É certo que muitos escritores cubanos rejeitavam o realismo socialista, embora as palavras de Fidel Castro implicitamente o recomendassem. Seymour Menton registra que a denúncia mais categórica foi feita por Edmundo Desnoes: "Toda literatura que não aprofundize ou enriqueça a vida do homem converte-se em uma estafa. A arte como instrumento de propaganda ou como profecia tende a desvirtuar sua natureza: é uma arte alienada. A literatura só pode estar a serviço da visão do artista". (Caminata por la narrativa latinoamericana, 2002).

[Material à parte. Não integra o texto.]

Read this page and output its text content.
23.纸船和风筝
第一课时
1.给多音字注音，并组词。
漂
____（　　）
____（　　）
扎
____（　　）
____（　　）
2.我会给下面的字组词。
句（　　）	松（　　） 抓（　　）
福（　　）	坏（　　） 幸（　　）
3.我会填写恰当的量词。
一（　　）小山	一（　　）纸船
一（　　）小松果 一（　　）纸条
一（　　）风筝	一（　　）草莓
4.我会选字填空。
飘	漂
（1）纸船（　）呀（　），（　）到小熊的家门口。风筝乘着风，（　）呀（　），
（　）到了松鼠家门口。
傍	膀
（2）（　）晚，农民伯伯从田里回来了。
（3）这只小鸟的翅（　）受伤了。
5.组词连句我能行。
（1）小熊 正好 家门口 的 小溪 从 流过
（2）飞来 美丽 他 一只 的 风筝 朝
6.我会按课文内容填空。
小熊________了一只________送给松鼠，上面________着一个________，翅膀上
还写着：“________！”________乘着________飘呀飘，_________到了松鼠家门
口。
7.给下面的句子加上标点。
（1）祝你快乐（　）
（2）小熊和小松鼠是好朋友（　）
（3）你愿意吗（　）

Chama-se Memórias do subdesenvolvimento o romance mais famoso de Desnoes, cujo herói não tem nenhuma fé na Revolução: "Todo o talento do cubano gasta-se em se adaptar ao momento. Às aparências. O povo não é consistente, conforma-se com pouco. Abandona os projetos pela metade, interrompe os sentimentos, não acompanha as coisas até às últimas conseqüências. O cubano não pode sofrer por muito tempo, sem cair na risada [...]. Fidel será assim? Não me parece, mas...". Esta conjunção não aparece nunca nos textos dos peregrinos, almas imunes à dúvida e às contradições. Mas não ao constrangimento quando lhes caem as escamas dos olhos, para empregar a linguagem bíblica apropriada a este contexto dominado pelo misticismo.

Chegado, ao que parece, o momento dos balanços dramáticos e dos ajustes de contas em família, Edmílson Caminha reuniu em "leitura comparada" alguns depoimentos de Peregrino brasileiros (Brasil e Cuba: modos de ser, maneiras de sentir. Brasília: The saurus, 2006). Esses e os demais testemunhos de fé são qualquer coisa como o Livro dos mortos, ritual funerário no qual os antigos egípcios reuniam encantações, orações e exorcismos destinados a servir de guia para os viajantes do outro mundo.

É também o livro das lamentações e do arrependimento, cabeças cobertas de cinzas, autoflagelações penitenciais. Todos escrevem sobre um país de ficção, reconheceu Antônio Callado com um sorriso amargo no seu diário de viagem.